In the Figures 6(a), 6(b), 7(a), 7(b), 8(a) and 8(b), despite some fluctuations probably related to the density of organic matter in the PSW, the tCOD concentration consistently remains higher than the BOD₅ and FOG concentrations in the samples of the three groups. Then follows the concentration of BOD₅, which also consistently remains higher than that of FOG for all the samples analyzed. This consolidation of results confirms the uniformity of PSW and leads the path towards the development of correlations that could be used to determine the other characterization parameters, such as the FOG.

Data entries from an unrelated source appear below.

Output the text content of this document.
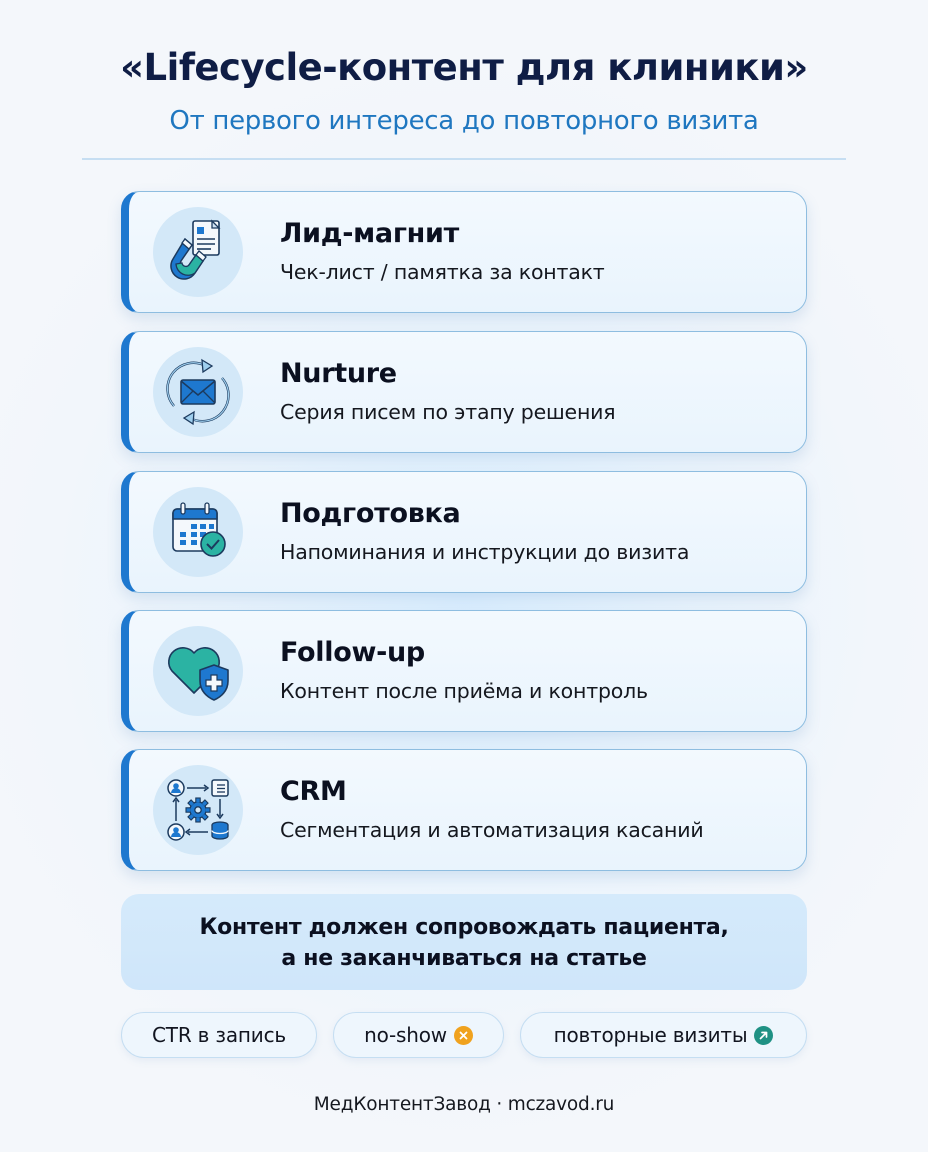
«Lifecycle-контент для клиники»
От первого интереса до повторного визита
Лид-магнит
Чек-лист / памятка за контакт
Nurture
Серия писем по этапу решения
Подготовка
Напоминания и инструкции до визита
Follow-up
Контент после приёма и контроль
CRM
Сегментация и автоматизация касаний
Контент должен сопровождать пациента,
а не заканчиваться на статье
CTR в запись	no-show	повторные визиты
МедКонтентЗавод · mczavod.ru
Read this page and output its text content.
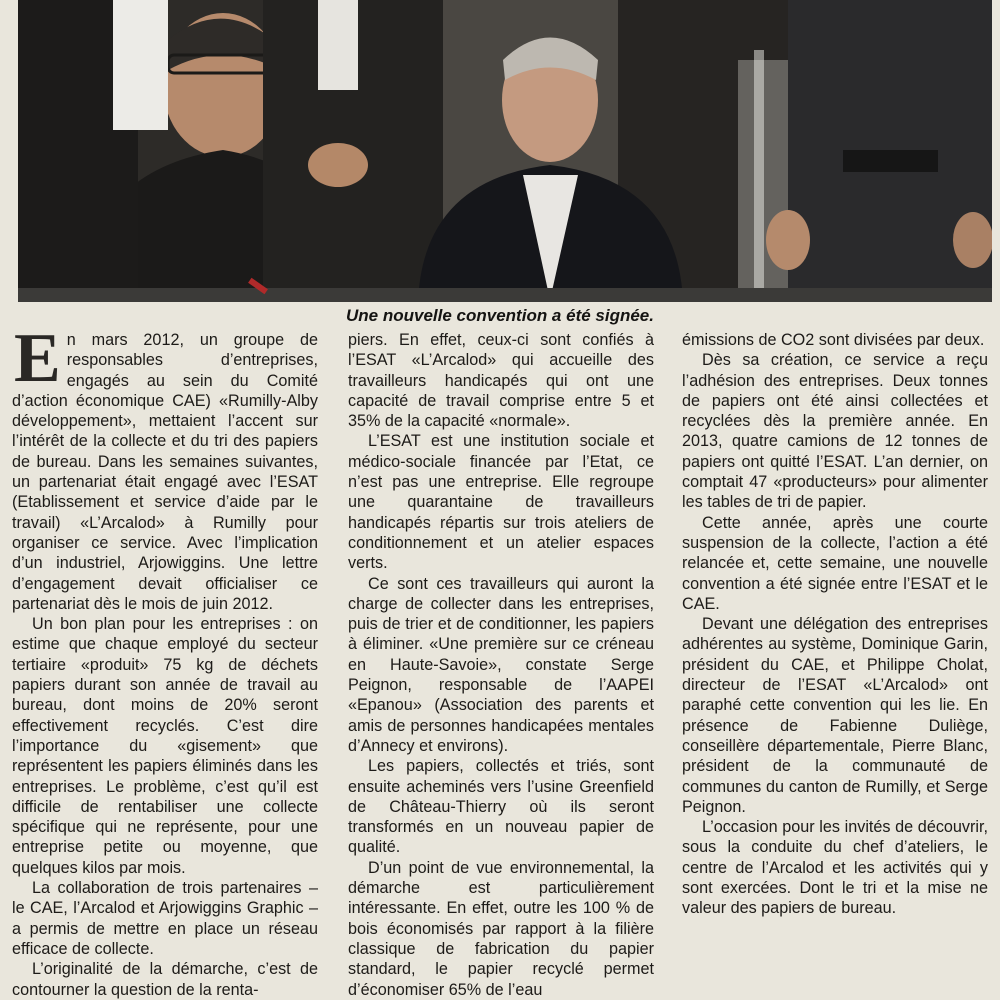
Une nouvelle convention a été signée.

En mars 2012, un groupe de responsables d’entreprises, engagés au sein du Comité d’action économique CAE) «Rumilly-Alby développement», mettaient l’accent sur l’intérêt de la collecte et du tri des papiers de bureau. Dans les semaines suivantes, un partenariat était engagé avec l’ESAT (Etablissement et service d’aide par le travail) «L’Arcalod» à Rumilly pour organiser ce service. Avec l’implication d’un industriel, Arjowiggins. Une lettre d’engagement devait officialiser ce partenariat dès le mois de juin 2012.

Un bon plan pour les entreprises : on estime que chaque employé du secteur tertiaire «produit» 75 kg de déchets papiers durant son année de travail au bureau, dont moins de 20% seront effectivement recyclés. C’est dire l’importance du «gisement» que représentent les papiers éliminés dans les entreprises. Le problème, c’est qu’il est difficile de rentabiliser une collecte spécifique qui ne représente, pour une entreprise petite ou moyenne, que quelques kilos par mois.

La collaboration de trois partenaires – le CAE, l’Arcalod et Arjowiggins Graphic – a permis de mettre en place un réseau efficace de collecte.

L’originalité de la démarche, c’est de contourner la question de la renta-

piers. En effet, ceux-ci sont confiés à l’ESAT «L’Arcalod» qui accueille des travailleurs handicapés qui ont une capacité de travail comprise entre 5 et 35% de la capacité «normale».

L’ESAT est une institution sociale et médico-sociale financée par l’Etat, ce n’est pas une entreprise. Elle regroupe une quarantaine de travailleurs handicapés répartis sur trois ateliers de conditionnement et un atelier espaces verts.

Ce sont ces travailleurs qui auront la charge de collecter dans les entreprises, puis de trier et de conditionner, les papiers à éliminer. «Une première sur ce créneau en Haute-Savoie», constate Serge Peignon, responsable de l’AAPEI «Epanou» (Association des parents et amis de personnes handicapées mentales d’Annecy et environs).

Les papiers, collectés et triés, sont ensuite acheminés vers l’usine Greenfield de Château-Thierry où ils seront transformés en un nouveau papier de qualité.

D’un point de vue environnemental, la démarche est particulièrement intéressante. En effet, outre les 100 % de bois économisés par rapport à la filière classique de fabrication du papier standard, le papier recyclé permet d’économiser 65% de l’eau

émissions de CO2 sont divisées par deux.

Dès sa création, ce service a reçu l’adhésion des entreprises. Deux tonnes de papiers ont été ainsi collectées et recyclées dès la première année. En 2013, quatre camions de 12 tonnes de papiers ont quitté l’ESAT. L’an dernier, on comptait 47 «producteurs» pour alimenter les tables de tri de papier.

Cette année, après une courte suspension de la collecte, l’action a été relancée et, cette semaine, une nouvelle convention a été signée entre l’ESAT et le CAE.

Devant une délégation des entreprises adhérentes au système, Dominique Garin, président du CAE, et Philippe Cholat, directeur de l’ESAT «L’Arcalod» ont paraphé cette convention qui les lie. En présence de Fabienne Duliège, conseillère départementale, Pierre Blanc, président de la communauté de communes du canton de Rumilly, et Serge Peignon.

L’occasion pour les invités de découvrir, sous la conduite du chef d’ateliers, le centre de l’Arcalod et les activités qui y sont exercées. Dont le tri et la mise ne valeur des papiers de bureau.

Figures 9–11 provide the linear regressions between FOG, BOD₅, and tCOD for each group of samples. These results are summarized in Table 7. The correlations provide good R² values for the first and second group (see Table 7), but a lower R² value for the second group. This could be explained by the deviation of the FOG concentration of the second group of samples noticed in Table 5, when compared to those of the first and third group of samples. This suggests that the concentration of FOG is significantly higher in the PSW collected from the treatment of equipment; probably related to the fats and meat trimmings from the chicken carcasses. This high concentration of FOG in this sample leads to the slope between FOG/BOD₅, as opposed to those of groups 1 and 3. This difference is further illustrated by a low coefficient of determination (R²) of 0.56 for the linear regression between FOG and BOD₅. This suggests that the average FOG concentration for the second group does not perfectly reflect the characteristics of PSW. This difference in FOG concentration of samples from group 2 is further illustrated in the correlation between tCOD/FOG in group, with an R² of 0.71. However, in this case, the value of the slope (0.17) is close to those of group 1 (0.21) and group 3 (0.24).

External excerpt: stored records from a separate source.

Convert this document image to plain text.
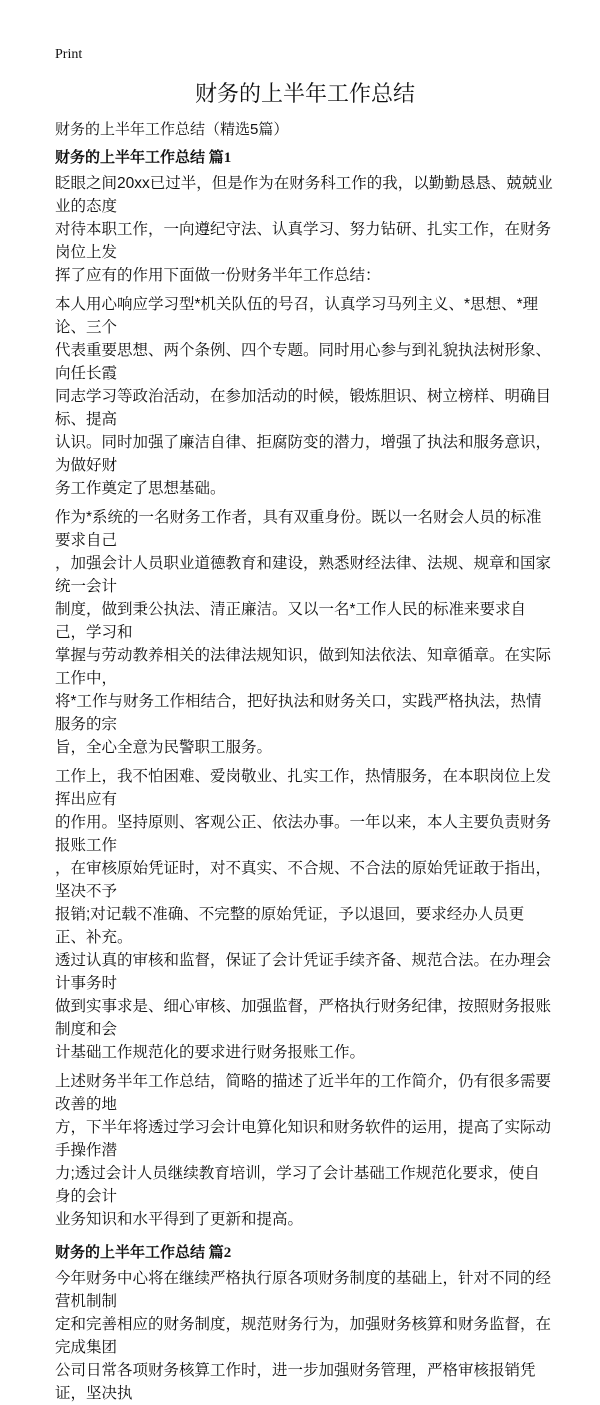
Print
财务的上半年工作总结
财务的上半年工作总结（精选5篇）
财务的上半年工作总结 篇1
眨眼之间20xx已过半，但是作为在财务科工作的我，以勤勤恳恳、兢兢业业的态度
对待本职工作，一向遵纪守法、认真学习、努力钻研、扎实工作，在财务岗位上发
挥了应有的作用下面做一份财务半年工作总结：
本人用心响应学习型*机关队伍的号召，认真学习马列主义、*思想、*理论、三个
代表重要思想、两个条例、四个专题。同时用心参与到礼貌执法树形象、向任长霞
同志学习等政治活动，在参加活动的时候，锻炼胆识、树立榜样、明确目标、提高
认识。同时加强了廉洁自律、拒腐防变的潜力，增强了执法和服务意识，为做好财
务工作奠定了思想基础。
作为*系统的一名财务工作者，具有双重身份。既以一名财会人员的标准要求自己
，加强会计人员职业道德教育和建设，熟悉财经法律、法规、规章和国家统一会计
制度，做到秉公执法、清正廉洁。又以一名*工作人民的标准来要求自己，学习和
掌握与劳动教养相关的法律法规知识，做到知法依法、知章循章。在实际工作中，
将*工作与财务工作相结合，把好执法和财务关口，实践严格执法，热情服务的宗
旨，全心全意为民警职工服务。
工作上，我不怕困难、爱岗敬业、扎实工作，热情服务，在本职岗位上发挥出应有
的作用。坚持原则、客观公正、依法办事。一年以来，本人主要负责财务报账工作
，在审核原始凭证时，对不真实、不合规、不合法的原始凭证敢于指出，坚决不予
报销;对记载不准确、不完整的原始凭证，予以退回，要求经办人员更正、补充。
透过认真的审核和监督，保证了会计凭证手续齐备、规范合法。在办理会计事务时
做到实事求是、细心审核、加强监督，严格执行财务纪律，按照财务报账制度和会
计基础工作规范化的要求进行财务报账工作。
上述财务半年工作总结，简略的描述了近半年的工作简介，仍有很多需要改善的地
方，下半年将透过学习会计电算化知识和财务软件的运用，提高了实际动手操作潜
力;透过会计人员继续教育培训，学习了会计基础工作规范化要求，使自身的会计
业务知识和水平得到了更新和提高。
财务的上半年工作总结 篇2
今年财务中心将在继续严格执行原各项财务制度的基础上，针对不同的经营机制制
定和完善相应的财务制度，规范财务行为，加强财务核算和财务监督，在完成集团
公司日常各项财务核算工作时，进一步加强财务管理，严格审核报销凭证，坚决执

Overall, with R² > 0.75, good correlations were found to relate BOD₅, tCOD, and FOG, which can allow the determination of one of these parameters from a single water quality assessment parameter. This can enable the reduction of the time taken to perform the analysis of BOD₅, which takes up to five days, or the determination of the tCOD from FOG, interchangeably. This approach also generates savings from the reduction of analysis tests, which represent an essential step in wastewater processing.

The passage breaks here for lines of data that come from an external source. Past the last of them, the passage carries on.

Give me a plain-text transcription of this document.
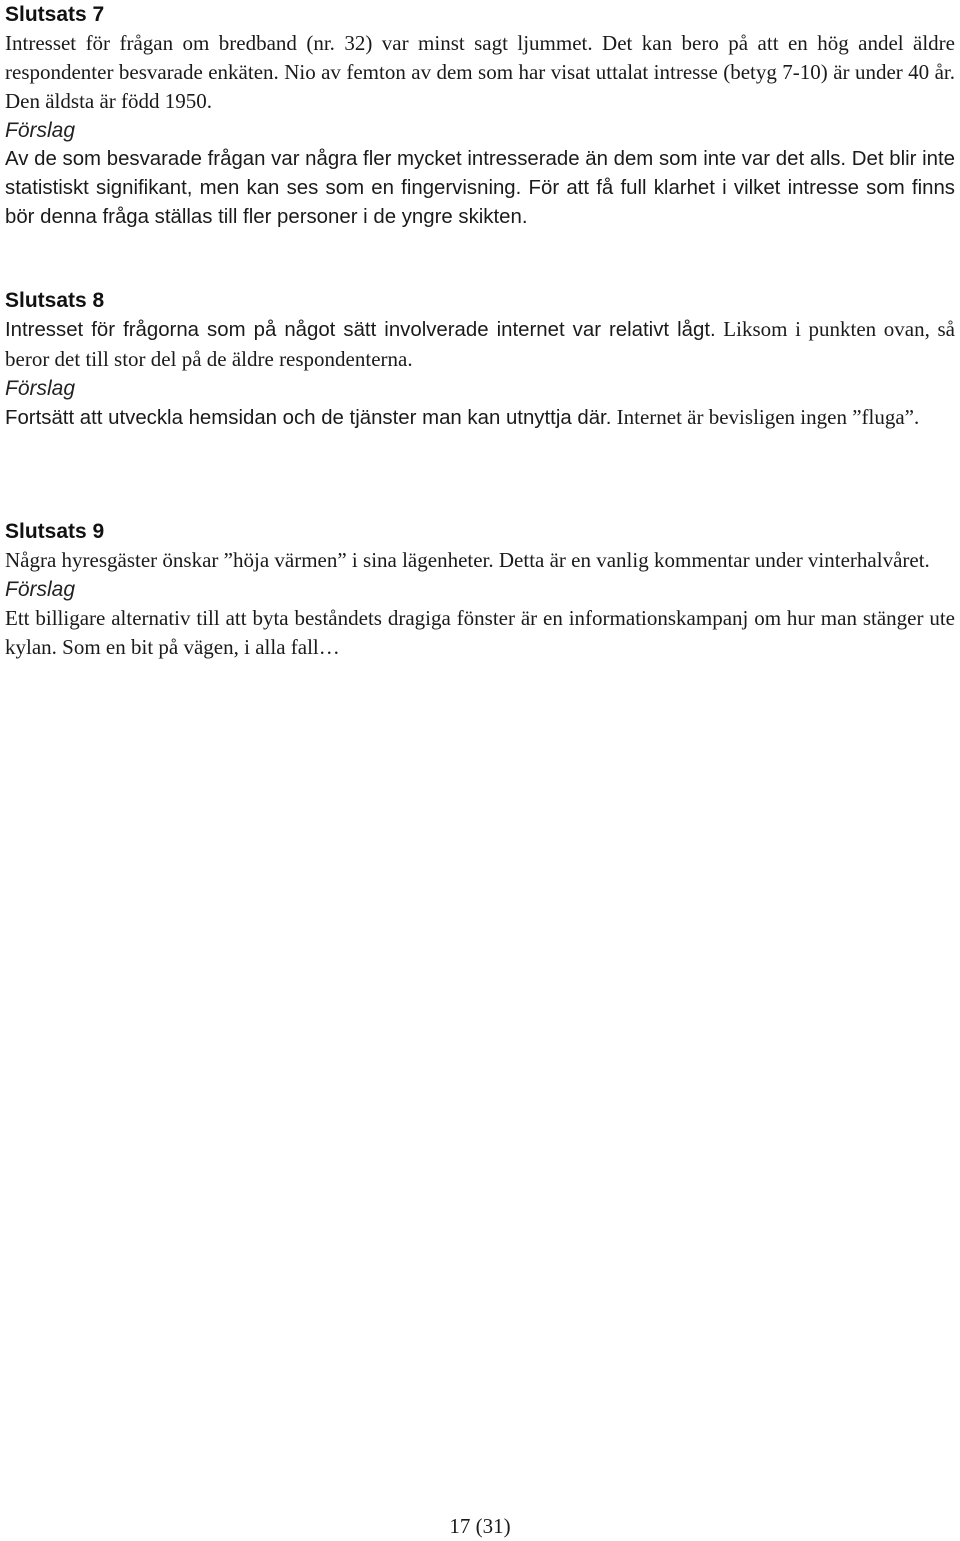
Slutsats 7

Intresset för frågan om bredband (nr. 32) var minst sagt ljummet. Det kan bero på att en hög andel äldre respondenter besvarade enkäten. Nio av femton av dem som har visat uttalat intresse (betyg 7-10) är under 40 år. Den äldsta är född 1950.

Förslag

Av de som besvarade frågan var några fler mycket intresserade än dem som inte var det alls. Det blir inte statistiskt signifikant, men kan ses som en fingervisning. För att få full klarhet i vilket intresse som finns bör denna fråga ställas till fler personer i de yngre skikten.

Slutsats 8

Intresset för frågorna som på något sätt involverade internet var relativt lågt. Liksom i punkten ovan, så beror det till stor del på de äldre respondenterna.

Förslag

Fortsätt att utveckla hemsidan och de tjänster man kan utnyttja där. Internet är bevisligen ingen ”fluga”.

Slutsats 9

Några hyresgäster önskar ”höja värmen” i sina lägenheter. Detta är en vanlig kommentar under vinterhalvåret.

Förslag

Ett billigare alternativ till att byta beståndets dragiga fönster är en informationskampanj om hur man stänger ute kylan. Som en bit på vägen, i alla fall…

17 (31)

The characterization of PSW provides better clarity on the operations required for its treatment and therefore contributes to the design of appropriate treatment systems. PSW fails to be characterized universally as its characteristics depend on several factors, such as the hygienic standards imposed on poultry slaughterhouses, the nutrition of the broilers or the prevailing operation during the collection of the sample. This was demonstrated in this study, with a noted variation of the characteristics and the slope of linear regressions correlating the FOG, BOD₅, and tCOD of the samples analyzed. It was also found that PSW has a good biodegradability, which also varies with the prevailing operation in the poultry slaughterhouse. This good biodegradability translates to a potential risk for the environment if the PSW is discharged untreated, and the suitability of biological processes for the treatment of such wastewater. The development of such correlations between key water quality parameters can reduce the costs associated with the analysis of PSW, and reduce the time required to gain a good insight into the characteristics of the effluent. Furthermore, the limitation of analysis may contribute to reducing the quantity of chemical waste generated from the accumulation of analysis waste.

Following the method used in this study, the correlation between the water quality assessment parameters of other types of wastewater could be investigated to reduce the number of analyses required to characterize PSW or a different type of wastewater.